The seers claimed that all prophecy was vain because the gods could not be bound. There was some truth in that, and at times Ingeld thought she could watch sixty-sixty futures dancing, as if the Bright Ones debated their plans in a vast divine committee. But the Maynists were not entirely correct, for Veslihans never claimed to see beyond their own realms. The peasant wife muttering prayers to her cooking fire differed only in degree from Ingeld, initiate of the highest level and first among the Daughters, seeking guidance on the future of Kosord in the sacred flames at the summit of the temple. One ruled a hovel and the other a palace, but both of those were households sacred to holy Veslih. If the goddess chose to make Her intentions known, the other gods would not interfere.

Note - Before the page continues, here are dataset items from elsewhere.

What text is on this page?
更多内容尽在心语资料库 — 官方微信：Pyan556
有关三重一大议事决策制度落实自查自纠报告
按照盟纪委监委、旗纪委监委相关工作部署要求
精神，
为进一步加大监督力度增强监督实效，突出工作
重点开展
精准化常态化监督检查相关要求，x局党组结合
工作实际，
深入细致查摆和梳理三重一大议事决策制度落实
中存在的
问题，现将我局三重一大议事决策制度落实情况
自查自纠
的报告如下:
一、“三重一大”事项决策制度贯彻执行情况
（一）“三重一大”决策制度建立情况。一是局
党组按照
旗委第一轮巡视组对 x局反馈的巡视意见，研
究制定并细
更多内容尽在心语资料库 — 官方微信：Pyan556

Last night, as was her custom, Ingeld had led the acolytes in prayer in the adytum. Inexplicably, she had seen Benard Celebre in the dark between the embers, indicating danger. That he was in peril was no surprise and she was overdue to warn him of the latest troubles, but the omens seemed to imply that the danger was to the city, which made no sense. She had been sufficiently concerned to send a herald around to his shack. He had not been home and she needed no divine guidance to guess that he was sleeping elsewhere, for he still had an astonishing ability to inspire women to mother him. At dawn she had visited the adytum again; again she had seen him, and this time heading for the palace. Images in a brazier could not compare with those in the sacred hearth itself, so she had decided on a full pyromancy, sending Sansya to the assize in her stead and warning Molith to admit Benard when he arrived.

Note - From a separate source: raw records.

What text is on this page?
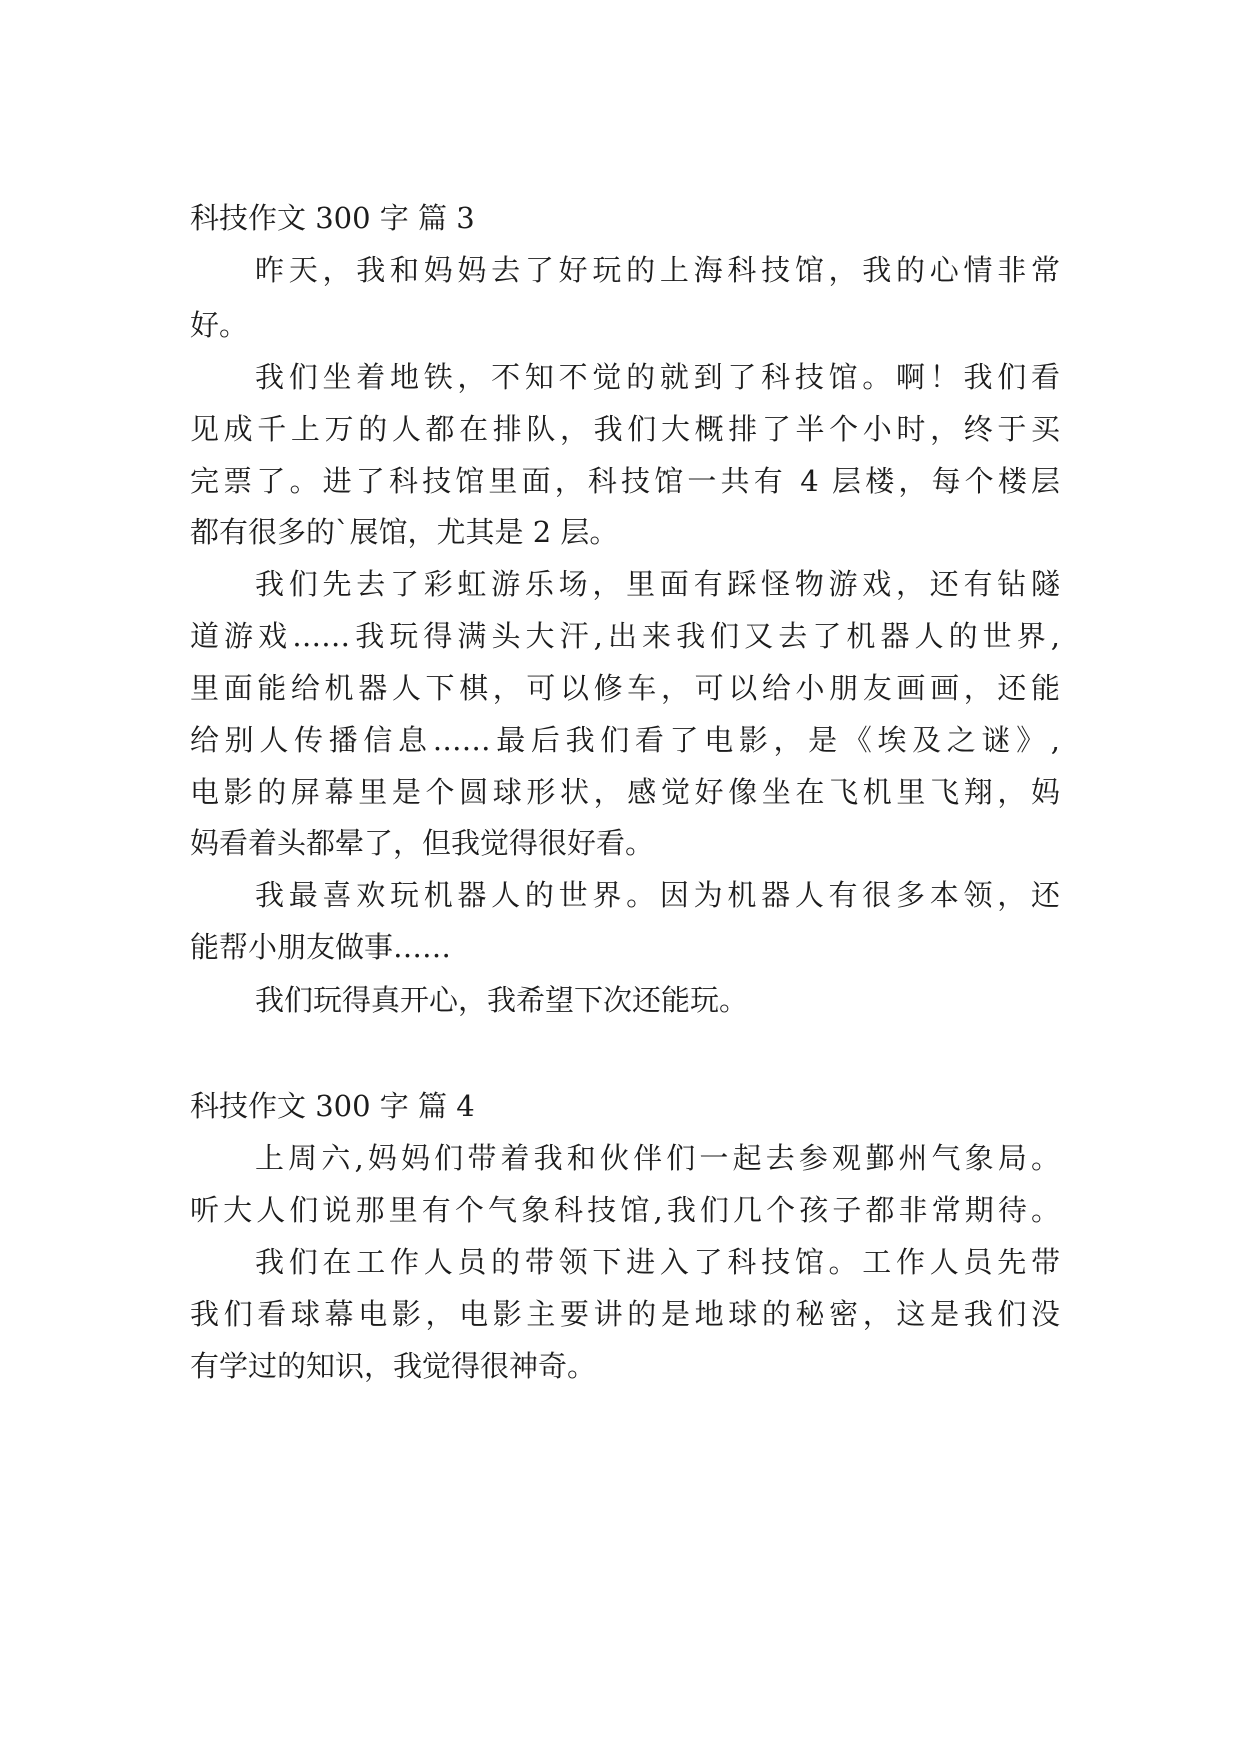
科技作文 300 字 篇 3

昨天，我和妈妈去了好玩的上海科技馆，我的心情非常

好。

我们坐着地铁，不知不觉的就到了科技馆。啊！我们看

见成千上万的人都在排队，我们大概排了半个小时，终于买

完票了。进了科技馆里面，科技馆一共有 4 层楼，每个楼层

都有很多的`展馆，尤其是 2 层。

我们先去了彩虹游乐场，里面有踩怪物游戏，还有钻隧

道游戏……我玩得满头大汗,出来我们又去了机器人的世界,

里面能给机器人下棋，可以修车，可以给小朋友画画，还能

给别人传播信息……最后我们看了电影，是《埃及之谜》,

电影的屏幕里是个圆球形状，感觉好像坐在飞机里飞翔，妈

妈看着头都晕了，但我觉得很好看。

我最喜欢玩机器人的世界。因为机器人有很多本领，还

能帮小朋友做事……

我们玩得真开心，我希望下次还能玩。

科技作文 300 字 篇 4

上周六,妈妈们带着我和伙伴们一起去参观鄞州气象局。

听大人们说那里有个气象科技馆,我们几个孩子都非常期待。

我们在工作人员的带领下进入了科技馆。工作人员先带

我们看球幕电影，电影主要讲的是地球的秘密，这是我们没

有学过的知识，我觉得很神奇。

That he was bound for Horold's audience had never occurred to her, but in the very first true images, she spied him already in the balcony of the court. The portents for Kosord were clearer than any she had seen in years—a baby shining, a letter shadowed, a boat that was sometimes good, sometimes bad. Those would be the sparks to ignite the blaze, but beyond them she spied only tumult and confusion and shadow. Time and again as images formed, the coals collapsed, obscuring them as if the gods had determined to set great events in motion without agreeing upon their outcome. But why everywhere Benard? Wherever she'd looked, there was Benard in the background. Baby, letter, boat, death, death, death... and always Benard. Why was he suddenly so important?
♦
Pyromancy was an ordeal that left her simultaneously exalted and exhausted. When it was over, two acolytes supported her while she addressed the anxious crowd that had gathered.
"I foresee no great evil," she told them. "Unsettled times approach, but the gods are merciful. Be mindful of them and the troubles will pass." They knelt to her as she descended the steps; she entered thankfully through the bronze doors, out of painful sunlight into the women's quarters, shadowed and cool.